Was Adam Smith wirklich meinte – und was John Nash daraus machte
In populären Debatten über Wirtschaft hört man oft: Wenn jeder seinen eigenen Vorteil sucht, wird es am Ende allen besser gehen – so habe es Adam Smith gesagt. Und eine „unsichtbare Hand“ werde dafür sorgen. Doch diese Vorstellung ist eine moderne Erfindung, nicht das Denken Smiths.

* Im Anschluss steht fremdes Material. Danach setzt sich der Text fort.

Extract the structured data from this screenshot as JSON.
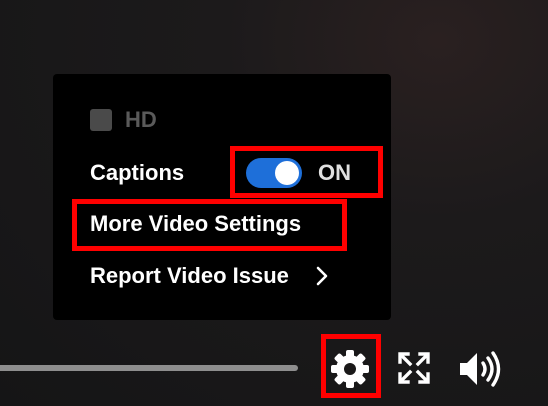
{
  "settings_menu": {
    "hd_label": "HD",
    "hd_checked": false,
    "captions_label": "Captions",
    "captions_toggle": {
      "state_label": "ON",
      "on": true
    },
    "more_settings_label": "More Video Settings",
    "report_issue_label": "Report Video Issue"
  },
  "controls": {
    "icons": [
      "gear-icon",
      "fullscreen-icon",
      "volume-icon"
    ]
  },
  "colors": {
    "toggle_on": "#1e6fd9",
    "highlight": "#ff0000",
    "menu_background": "#000000"
  }
}
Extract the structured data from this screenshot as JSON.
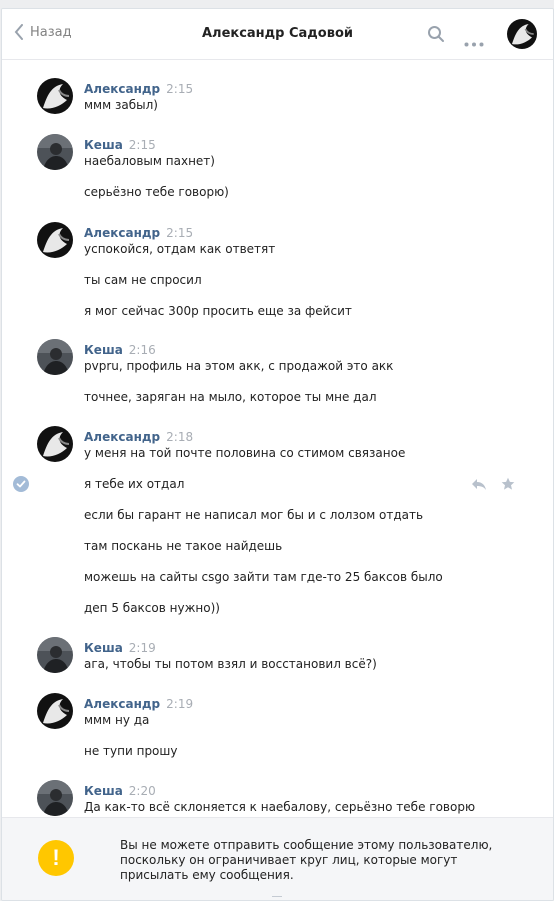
{
  "header": {
    "back_label": "Назад",
    "title": "Александр Садовой"
  },
  "groups": [
    {
      "author": "Александр",
      "time": "2:15",
      "avatar": "alexander",
      "messages": [
        "ммм забыл)"
      ]
    },
    {
      "author": "Кеша",
      "time": "2:15",
      "avatar": "kesha",
      "messages": [
        "наебаловым пахнет)",
        "серьёзно тебе говорю)"
      ]
    },
    {
      "author": "Александр",
      "time": "2:15",
      "avatar": "alexander",
      "messages": [
        "успокойся, отдам как ответят",
        "ты сам не спросил",
        "я мог сейчас 300р просить еще за фейсит"
      ]
    },
    {
      "author": "Кеша",
      "time": "2:16",
      "avatar": "kesha",
      "messages": [
        "pvpru, профиль на этом акк, с продажой это акк",
        "точнее, заряган на мыло, которое ты мне дал"
      ]
    },
    {
      "author": "Александр",
      "time": "2:18",
      "avatar": "alexander",
      "messages": [
        "у меня на той почте половина со стимом связаное",
        "я тебе их отдал",
        "если бы гарант не написал мог бы и с лолзом отдать",
        "там поскань не такое найдешь",
        "можешь на сайты csgo зайти там где-то 25 баксов было",
        "деп 5 баксов нужно))"
      ]
    },
    {
      "author": "Кеша",
      "time": "2:19",
      "avatar": "kesha",
      "messages": [
        "ага, чтобы ты потом взял и восстановил всё?)"
      ]
    },
    {
      "author": "Александр",
      "time": "2:19",
      "avatar": "alexander",
      "messages": [
        "ммм ну да",
        "не тупи прошу"
      ]
    },
    {
      "author": "Кеша",
      "time": "2:20",
      "avatar": "kesha",
      "messages": [
        "Да как-то всё склоняется к наебалову, серьёзно тебе говорю"
      ]
    }
  ],
  "footer": {
    "notice": "Вы не можете отправить сообщение этому пользователю, поскольку он ограничивает круг лиц, которые могут присылать ему сообщения."
  }
}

Adam Smith und die unsichtbare Hand
Smith hat den Ausdruck „invisible hand“ in seinen Werken nur zweimal verwendet – und nie als ökonomisches Gesetz. In The Wealth of Nations (1776) beschreibt er damit, wie ein Kaufmann, der lieber in seinem Heimatland investiert als im Ausland, durch sein Eigeninteresse indirekt auch das Wohl der Nation fördert. Es ist eine Beobachtung, keine allgemeingültige Regel.
Viel wichtiger ist Smiths erstes Werk: The Theory of Moral Sentiments (1759). Dort entwirft er ein Menschenbild, das von Empathie, Sympathie und moralischem Urteil geprägt ist. Der Mensch, so Smith, ist ein soziales Wesen, das sich am Blick und Urteil der anderen orientiert. Es geht also nicht nur um Eigennutz, sondern um gegenseitige Wahrnehmung und Rücksicht.
Die Reduktion auf „Egoismus führt zum Gemeinwohl“ ist eine ideologische Verkürzung, die Smiths Denken verzerrt. Der Markt braucht nach Smith Rahmenbedingungen, ethisches Verhalten und soziale Rückkopplung, um funktionieren zu können.
John Nash und das strategische Gleichgewicht
Im 20. Jahrhundert griff John Nash, ein Mathematiker, diese Fragen auf – allerdings aus spieltheoretischer Sicht. Sein berühmtes Nash-Gleichgewicht beschreibt Situationen, in denen kein Beteiligter seinen eigenen Nutzen verbessern kann, wenn die anderen ihre Strategie beibehalten.
Doch was oft übersehen wird: Nash zeigte, dass blinder Eigennutz nicht zum besten Ergebnis führt. Nur wenn man die Strategien und Bedürfnisse der anderen mitdenkt, kann ein stabiles, tragfähiges Gleichgewicht entstehen.
In dem Film A Beautiful Mind wird das anschaulich erzählt: Nash erkennt, dass es nicht klug ist, wenn alle Männer die gleiche schöne Frau umwerben. Erst wenn jeder auch die Chancen der anderen mitbedenkt, profitieren alle mehr. Dieses Gleichgewicht ist nicht altruistisch, aber es ist auch nicht egozentrisch – es ist strategisch rücksichtsvoll.
Fazit: Zwischen unsichtbarer Hand und sichtbarem Mitdenken
Adam Smith und John Nash sprechen in unterschiedlichen Zeiten und Disziplinen – aber beide zeigen: Wahrhaft stabiles menschliches Handeln braucht mehr als Eigennutz.
- Smith setzt auf das moralische Urteil im sozialen Miteinander.
- Nash zeigt die Rationalität der gegenseitigen Rücksichtnahme.
Die Idee, dass alle sich nur selbst optimieren müssen, damit am Ende alles gut wird, ist ein Mythos, nicht Wissenschaft. Vielleicht ist es an der Zeit, der „unsichtbaren Hand“ wieder ein menschliches Gesicht zu geben.